I need to get out.  Why?  How could I stay?  In this place, full of shadow.  There is light outside, there are lights, but here.  Here all is black, as if the shadows are ink.  It's on me.  I force myself to my knees and yank the suitcase to me.  I toss it onto the bed and follow its momentum.  I can feel my heart wake up, realize that I need it, push.  Hurry, hurry, it implores.  I can't hold out forever.  I yank the wet clothes off me.  My skinny frame is covered in bruises, my skin radiates in the darkness.  Like a beacon, but I am not comforted.  My throat tightens as I fumble with the clasps on the suitcase.

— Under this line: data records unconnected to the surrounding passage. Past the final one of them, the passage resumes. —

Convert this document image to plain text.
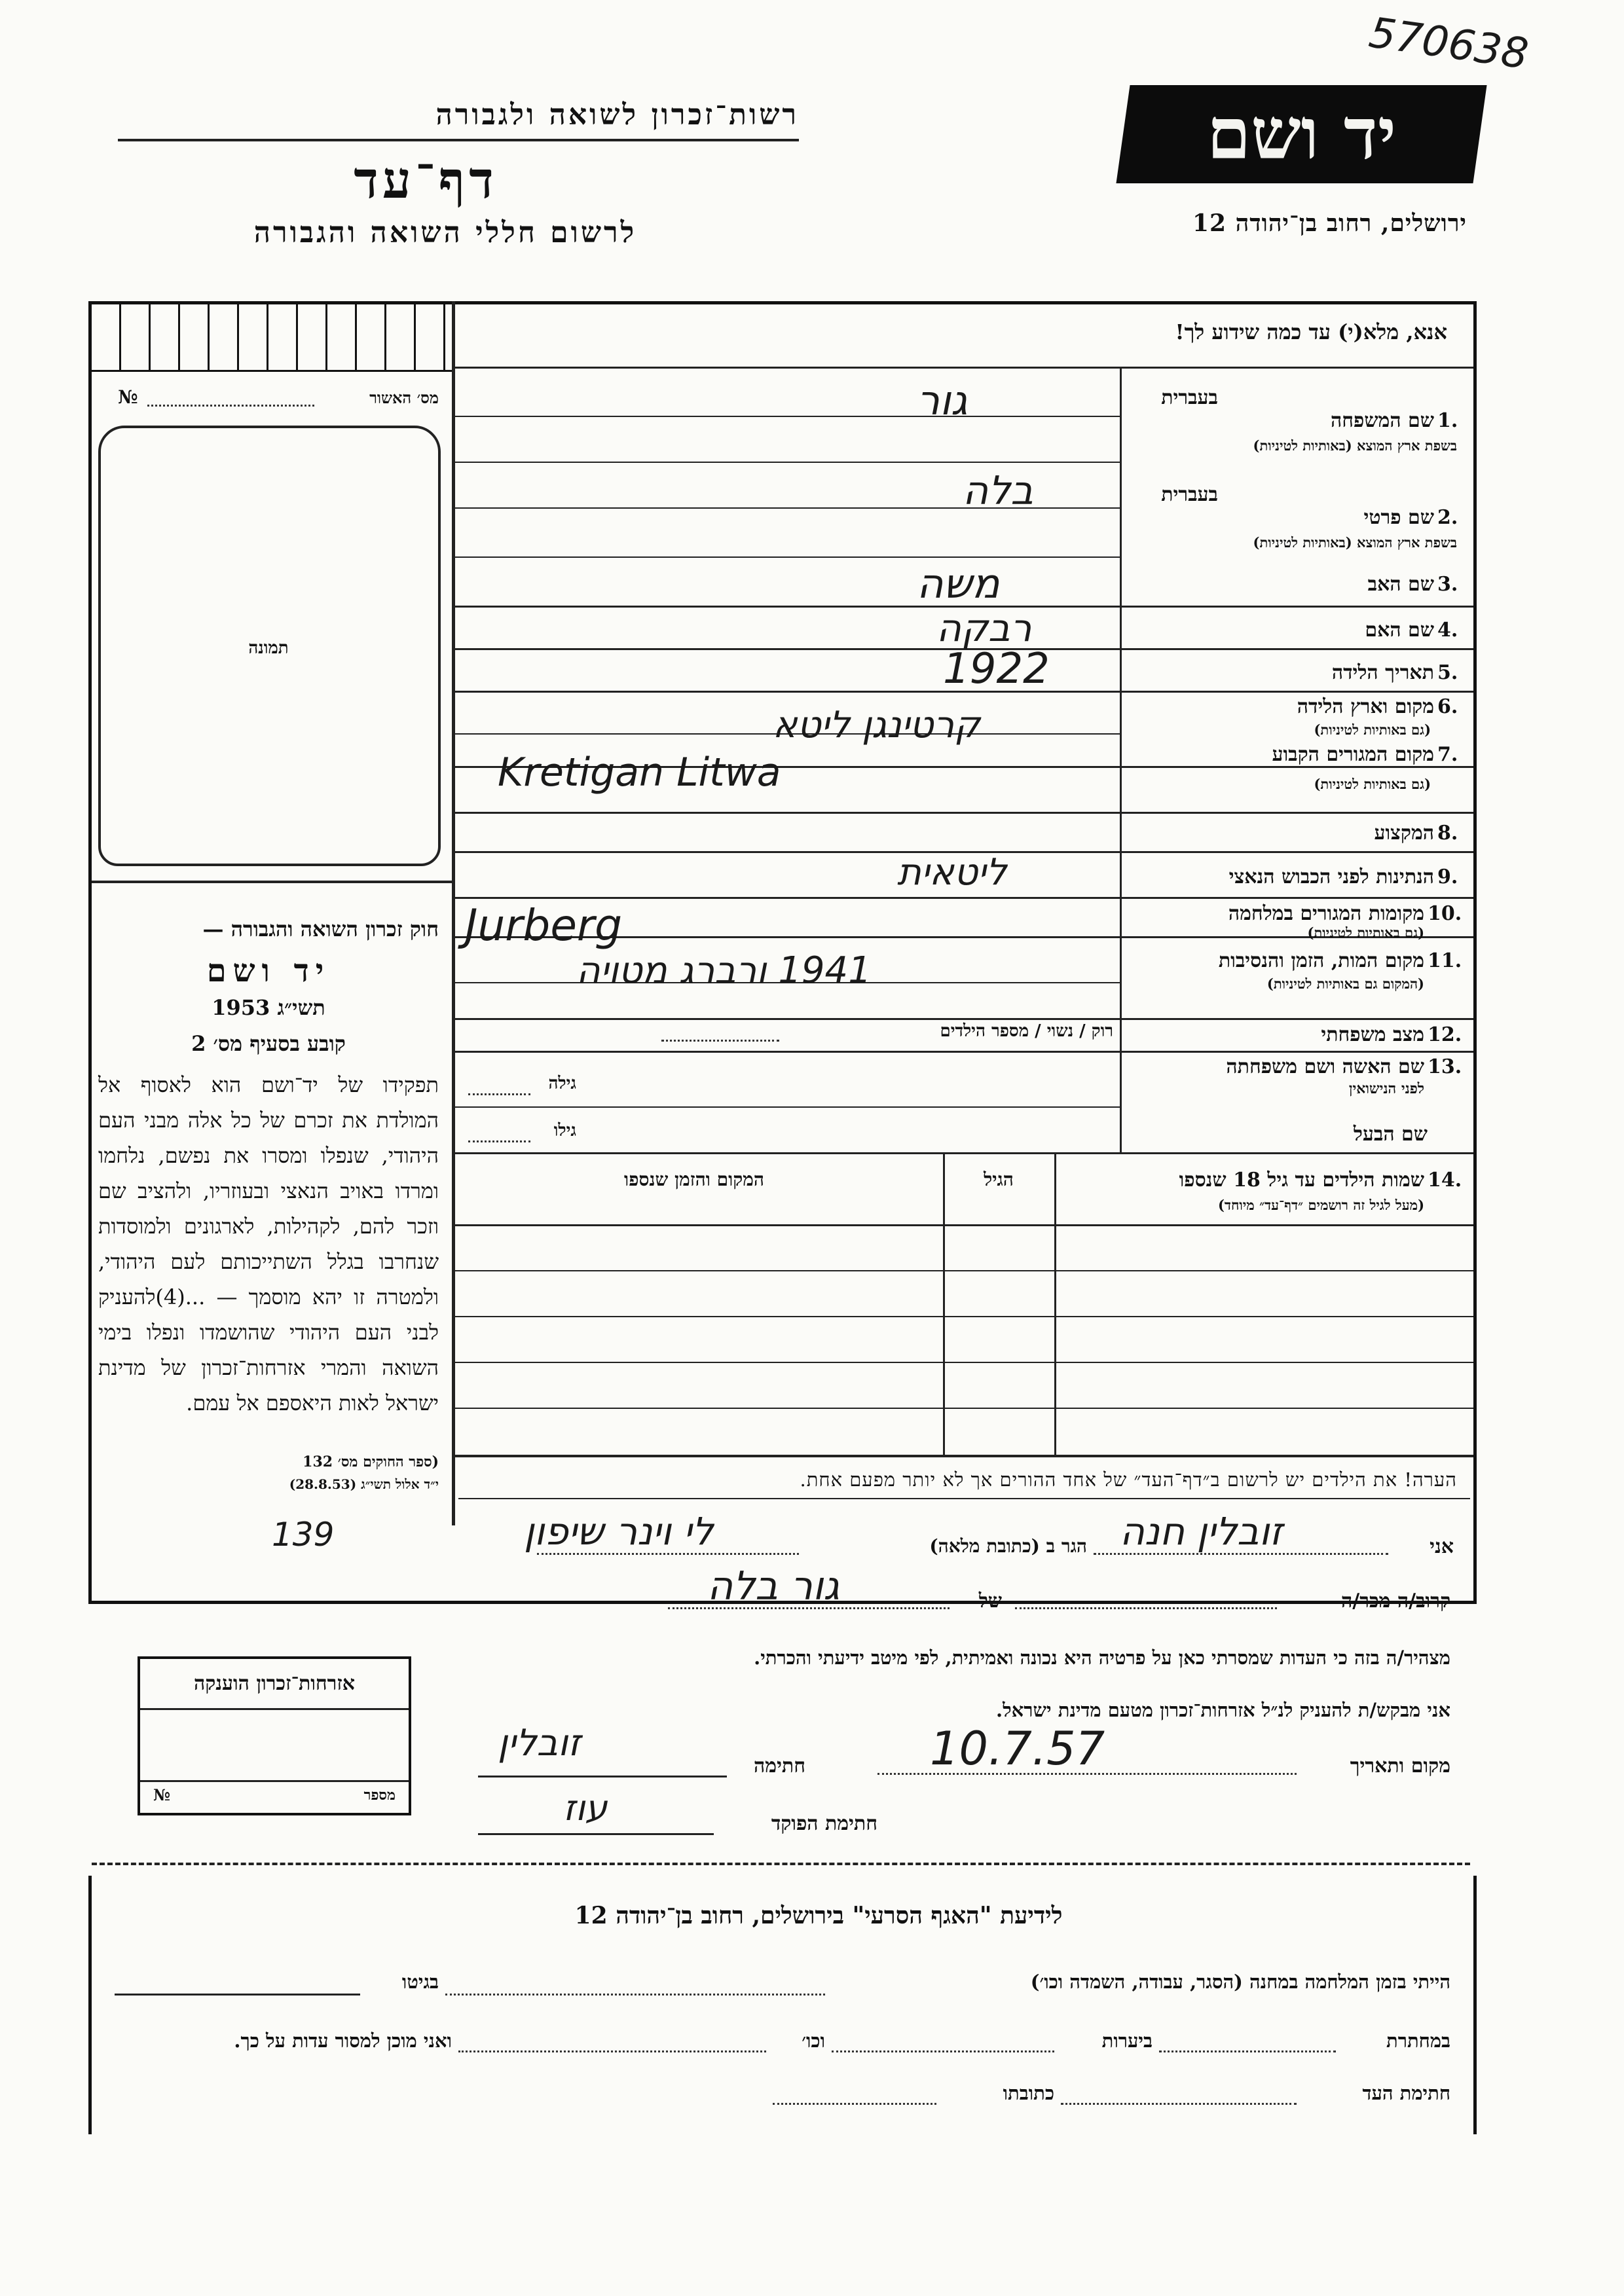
570638
יד ושם
רשות־זכרון לשואה ולגבורה
דף־עד
לרשום חללי השואה והגבורה	ירושלים, רחוב בן־יהודה 12
אנא, מלא(י) עד כמה שידוע לך!
מס׳ האשור
№
תמונה
חוק זכרון השואה והגבורה —
יד ושם
תשי״ג 1953
קובע בסעיף מס׳ 2
תפקידו של יד־ושם הוא לאסוף אל המולדת את זכרם של כל אלה מבני העם היהודי, שנפלו ומסרו את נפשם, נלחמו ומרדו באויב הנאצי ובעוזריו, ולהציב שם וזכר להם, לקהילות, לארגונים ולמוסדות שנחרבו בגלל השתייכותם לעם היהודי, ולמטרה זו יהא מוסמך — ...(4)להעניק לבני העם היהודי שהושמדו ונפלו בימי השואה והמרי אזרחות־זכרון של מדינת ישראל לאות היאספם אל עמם.
(ספר החוקים מס׳ 132
י״ד אלול תשי״ג (28.8.53)
בעברית
1.
שם המשפחה
בשפת ארץ המוצא (באותיות לטיניות)
גור
בעברית
2.
שם פרטי
בשפת ארץ המוצא (באותיות לטיניות)
בלה
3.
שם האב
משה
4.
שם האם
רבקה
5.
תאריך הלידה
1922
6.
מקום וארץ הלידה
(גם באותיות לטיניות)
קרטינגן ליטא
7.
מקום המגורים הקבוע
(גם באותיות לטיניות)
Kretigan Litwa
8.
המקצוע
9.
הנתינות לפני הכבוש הנאצי
ליטאית
10.
מקומות המגורים במלחמה
(גם באותיות לטיניות)
Jurberg
11.
מקום המות, הזמן והנסיבות
(המקום גם באותיות לטיניות)
1941 ורברג מטויה
12.
מצב משפחתי
רוק / נשוי / מספר הילדים
13.
שם האשה ושם משפחתה
לפני הנישואין
גילה
שם הבעל
גילו
14.
שמות הילדים עד גיל 18 שנספו
(מעל לגיל זה רושמים ״דף־עד״ מיוחד)
הגיל
המקום והזמן שנספו
הערה! את הילדים יש לרשום ב״דף־העד״ של אחד ההורים אך לא יותר מפעם אחת.
אני
זובלין חנה
הגר ב (כתובת מלאה)
לי וינר שיפון
139
קרוב/ה מכר/ה
של
גור בלה
מצהיר/ה בזה כי העדות שמסרתי כאן על פרטיה היא נכונה ואמיתית, לפי מיטב ידיעתי והכרתי.
אני מבקש/ת להעניק לנ״ל אזרחות־זכרון מטעם מדינת ישראל.
מקום ותאריך
10.7.57
חתימה
זובלין
חתימת הפוקד
עוז
אזרחות־זכרון הוענקה
מספר
№
לידיעת "האגף הסרעי" בירושלים, רחוב בן־יהודה 12
הייתי בזמן המלחמה במחנה (הסגר, עבודה, השמדה וכו׳)
בגיטו
במחתרת
ביערות
וכו׳
ואני מוכן למסור עדות על כך.
חתימת העד
כתובתו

It is stuffed past capacity, and my mouth goes dry.  i ought to know.  I know.  Somewhere!  But I can't get to it here.  My head pounds.  My knees go weak and I clutch my head.  I feel as though I'm going to split in two.  I resist it, it ebbs, but the pain is there, at the top of my head.  I yank clothes out of the case, careful not to disturb anything else, and pull them on.  They're too big, but I pull my wet belt free of my clothes and adjust.  I slam the case shut and find shoes at the door.  I clutch the case to my chest and slide into the shoes, worried that I'll become an ugly step-sister, that my heel won't fit, or that they'll bang around my feet.  I must run.  They must fit.
They fit.  For a moment, all goes still.  My mind and my body and everything else.  I just feel my shoes on my feet for a moment.  But I keenly become aware of the world again with a boom of thunder.  I yank the door open and am blasted by light.
For a moment, I am blind.  I stand fast, but I feel the darkness swell behind me, as the light in the hall feels as though it dims, wavers.